Here's an article on separating, from a Christian perspective, that may have some application to your circumstance: When Should a Married Couple Separate? - Christian foundations - Christianity.com
It sounds to me that you (individually, not as a couple) need to find a good marriage counselor as soon as possible to advise you about what to do here. Things like bondage and porn really shouldn't be something any spouse should have to face in a marriage (although certainly many, especially men, struggle with porn in marriage). The statement that you were led to have abortions by your husband troubles me greatly. To me, that is a pretty serious form of abuse in itself if your husband basically forced you to do that. Also, one of the main reasons for marriage from God's standpoint is to have children, so if your husband is saying no to that, that is a big concern to me as well. All of these are big flashing red lights. So I am really struggling myself as to what your course of action should be, despite God's general desire that we should stay in our marriages if at all possible. Again, it sounds like you need to find a wise counselor.

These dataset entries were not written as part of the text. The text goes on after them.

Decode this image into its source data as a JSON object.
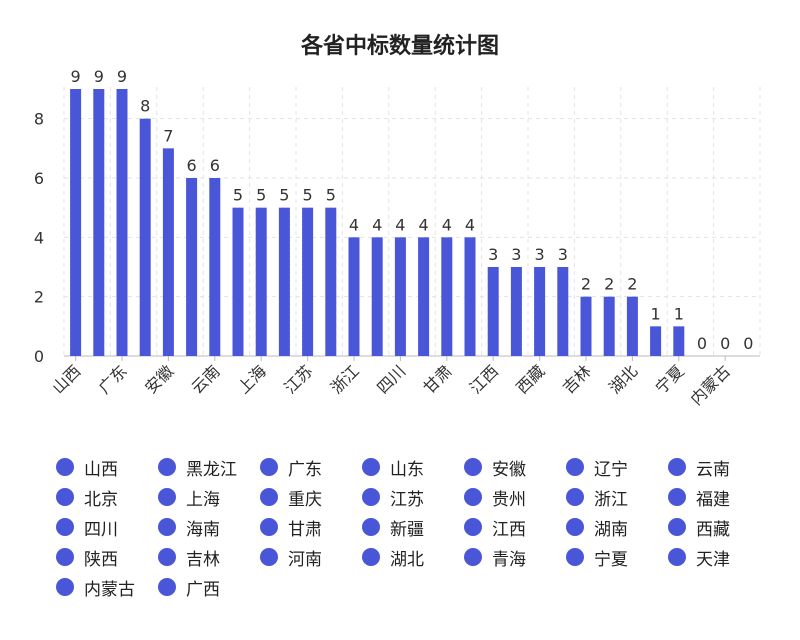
{
  "chart_data": {
    "type": "bar",
    "title": "各省中标数量统计图",
    "xlabel": "",
    "ylabel": "",
    "ylim": [
      0,
      9
    ],
    "yticks": [
      0,
      2,
      4,
      6,
      8
    ],
    "grid": true,
    "legend_position": "bottom",
    "bar_color": "#4a56d8",
    "categories": [
      "山西",
      "黑龙江",
      "广东",
      "山东",
      "安徽",
      "辽宁",
      "云南",
      "北京",
      "上海",
      "重庆",
      "江苏",
      "贵州",
      "浙江",
      "福建",
      "四川",
      "海南",
      "甘肃",
      "新疆",
      "江西",
      "湖南",
      "西藏",
      "陕西",
      "吉林",
      "河南",
      "湖北",
      "青海",
      "宁夏",
      "天津",
      "内蒙古",
      "广西"
    ],
    "values": [
      9,
      9,
      9,
      8,
      7,
      6,
      6,
      5,
      5,
      5,
      5,
      5,
      4,
      4,
      4,
      4,
      4,
      4,
      3,
      3,
      3,
      3,
      2,
      2,
      2,
      1,
      1,
      0,
      0,
      0
    ],
    "shown_x_labels": [
      "山西",
      "广东",
      "安徽",
      "云南",
      "上海",
      "江苏",
      "浙江",
      "四川",
      "甘肃",
      "江西",
      "西藏",
      "吉林",
      "湖北",
      "宁夏",
      "内蒙古"
    ]
  },
  "legend": {
    "items": [
      "山西",
      "黑龙江",
      "广东",
      "山东",
      "安徽",
      "辽宁",
      "云南",
      "北京",
      "上海",
      "重庆",
      "江苏",
      "贵州",
      "浙江",
      "福建",
      "四川",
      "海南",
      "甘肃",
      "新疆",
      "江西",
      "湖南",
      "西藏",
      "陕西",
      "吉林",
      "河南",
      "湖北",
      "青海",
      "宁夏",
      "天津",
      "内蒙古",
      "广西"
    ],
    "dot_color": "#4a56d8"
  }
}
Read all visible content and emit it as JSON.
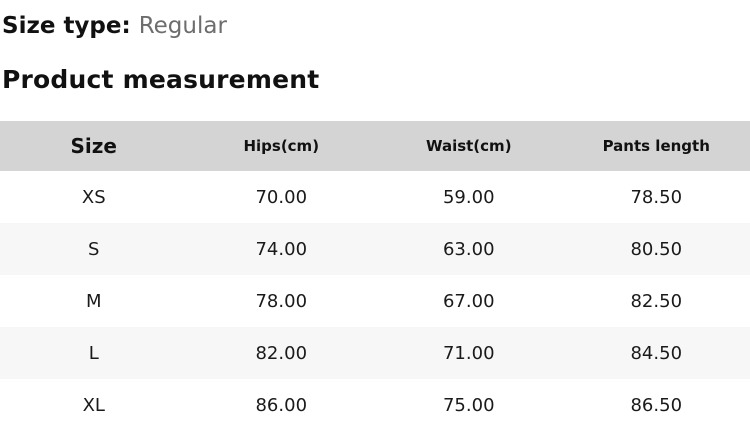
{
  "size_type": {
    "label": "Size type:",
    "value": "Regular"
  },
  "section_title": "Product measurement",
  "table": {
    "columns": [
      "Size",
      "Hips(cm)",
      "Waist(cm)",
      "Pants length"
    ],
    "rows": [
      {
        "size": "XS",
        "hips": "70.00",
        "waist": "59.00",
        "pants_length": "78.50"
      },
      {
        "size": "S",
        "hips": "74.00",
        "waist": "63.00",
        "pants_length": "80.50"
      },
      {
        "size": "M",
        "hips": "78.00",
        "waist": "67.00",
        "pants_length": "82.50"
      },
      {
        "size": "L",
        "hips": "82.00",
        "waist": "71.00",
        "pants_length": "84.50"
      },
      {
        "size": "XL",
        "hips": "86.00",
        "waist": "75.00",
        "pants_length": "86.50"
      }
    ]
  },
  "colors": {
    "header_bg": "#d4d4d4",
    "stripe_bg": "#f7f7f7",
    "text": "#1a1a1a",
    "muted_text": "#6d6d6d"
  }
}
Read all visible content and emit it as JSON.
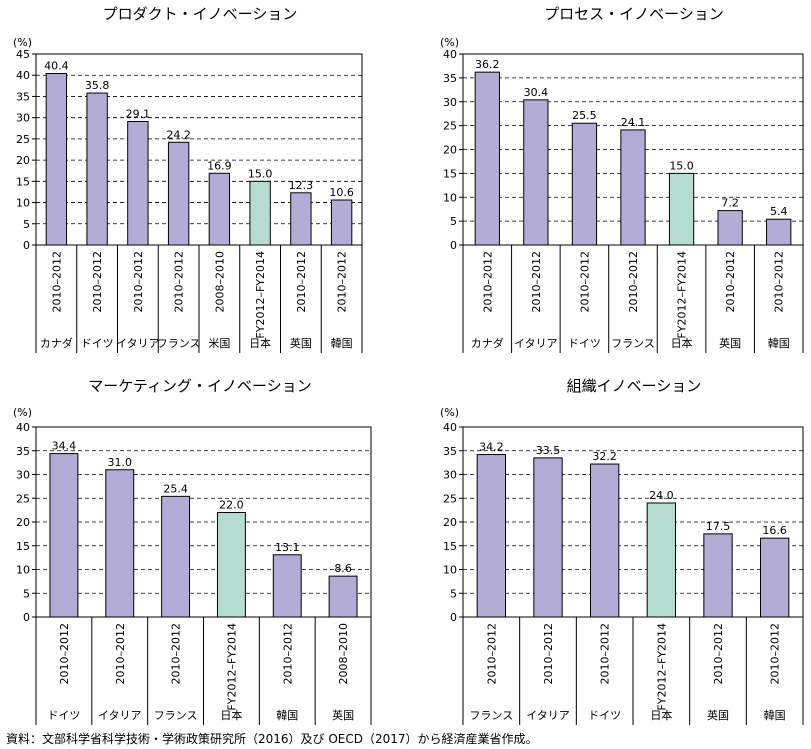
{
  "source_note": "資料：文部科学省科学技術・学術政策研究所（2016）及び OECD（2017）から経済産業省作成。",
  "colors": {
    "default_bar": "#b3acd6",
    "japan_bar": "#b5dcd0",
    "axis": "#000000",
    "grid": "#000000"
  },
  "chart_data": [
    {
      "type": "bar",
      "title": "プロダクト・イノベーション",
      "ylabel": "(%)",
      "ylim": [
        0,
        45
      ],
      "yticks": [
        0,
        5,
        10,
        15,
        20,
        25,
        30,
        35,
        40,
        45
      ],
      "grid": "horizontal dashed",
      "categories": [
        "カナダ",
        "ドイツ",
        "イタリア",
        "フランス",
        "米国",
        "日本",
        "英国",
        "韓国"
      ],
      "periods": [
        "2010–2012",
        "2010–2012",
        "2010–2012",
        "2010–2012",
        "2008–2010",
        "FY2012–FY2014",
        "2010–2012",
        "2010–2012"
      ],
      "values": [
        40.4,
        35.8,
        29.1,
        24.2,
        16.9,
        15.0,
        12.3,
        10.6
      ],
      "value_labels": [
        "40.4",
        "35.8",
        "29.1",
        "24.2",
        "16.9",
        "15.0",
        "12.3",
        "10.6"
      ],
      "highlight_index": 5
    },
    {
      "type": "bar",
      "title": "プロセス・イノベーション",
      "ylabel": "(%)",
      "ylim": [
        0,
        40
      ],
      "yticks": [
        0,
        5,
        10,
        15,
        20,
        25,
        30,
        35,
        40
      ],
      "grid": "horizontal dashed",
      "categories": [
        "カナダ",
        "イタリア",
        "ドイツ",
        "フランス",
        "日本",
        "英国",
        "韓国"
      ],
      "periods": [
        "2010–2012",
        "2010–2012",
        "2010–2012",
        "2010–2012",
        "FY2012–FY2014",
        "2010–2012",
        "2010–2012"
      ],
      "values": [
        36.2,
        30.4,
        25.5,
        24.1,
        15.0,
        7.2,
        5.4
      ],
      "value_labels": [
        "36.2",
        "30.4",
        "25.5",
        "24.1",
        "15.0",
        "7.2",
        "5.4"
      ],
      "highlight_index": 4
    },
    {
      "type": "bar",
      "title": "マーケティング・イノベーション",
      "ylabel": "(%)",
      "ylim": [
        0,
        40
      ],
      "yticks": [
        0,
        5,
        10,
        15,
        20,
        25,
        30,
        35,
        40
      ],
      "grid": "horizontal dashed",
      "categories": [
        "ドイツ",
        "イタリア",
        "フランス",
        "日本",
        "韓国",
        "英国"
      ],
      "periods": [
        "2010–2012",
        "2010–2012",
        "2010–2012",
        "FY2012–FY2014",
        "2010–2012",
        "2008–2010"
      ],
      "values": [
        34.4,
        31.0,
        25.4,
        22.0,
        13.1,
        8.6
      ],
      "value_labels": [
        "34.4",
        "31.0",
        "25.4",
        "22.0",
        "13.1",
        "8.6"
      ],
      "highlight_index": 3
    },
    {
      "type": "bar",
      "title": "組織イノベーション",
      "ylabel": "(%)",
      "ylim": [
        0,
        40
      ],
      "yticks": [
        0,
        5,
        10,
        15,
        20,
        25,
        30,
        35,
        40
      ],
      "grid": "horizontal dashed",
      "categories": [
        "フランス",
        "イタリア",
        "ドイツ",
        "日本",
        "英国",
        "韓国"
      ],
      "periods": [
        "2010–2012",
        "2010–2012",
        "2010–2012",
        "FY2012–FY2014",
        "2010–2012",
        "2010–2012"
      ],
      "values": [
        34.2,
        33.5,
        32.2,
        24.0,
        17.5,
        16.6
      ],
      "value_labels": [
        "34.2",
        "33.5",
        "32.2",
        "24.0",
        "17.5",
        "16.6"
      ],
      "highlight_index": 3
    }
  ]
}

Also, if you have any leading in that direction, it may make sense for you to try to find a loving church that can support you in this situation. There are churches out there that are not judgmental or self-righteous and realize that many of us are going through tough situations--my church is such a church and hopefully you can find a similar church where you live. If they have a ministry where women in the church help counsel other women going through difficult times, that would be ideal.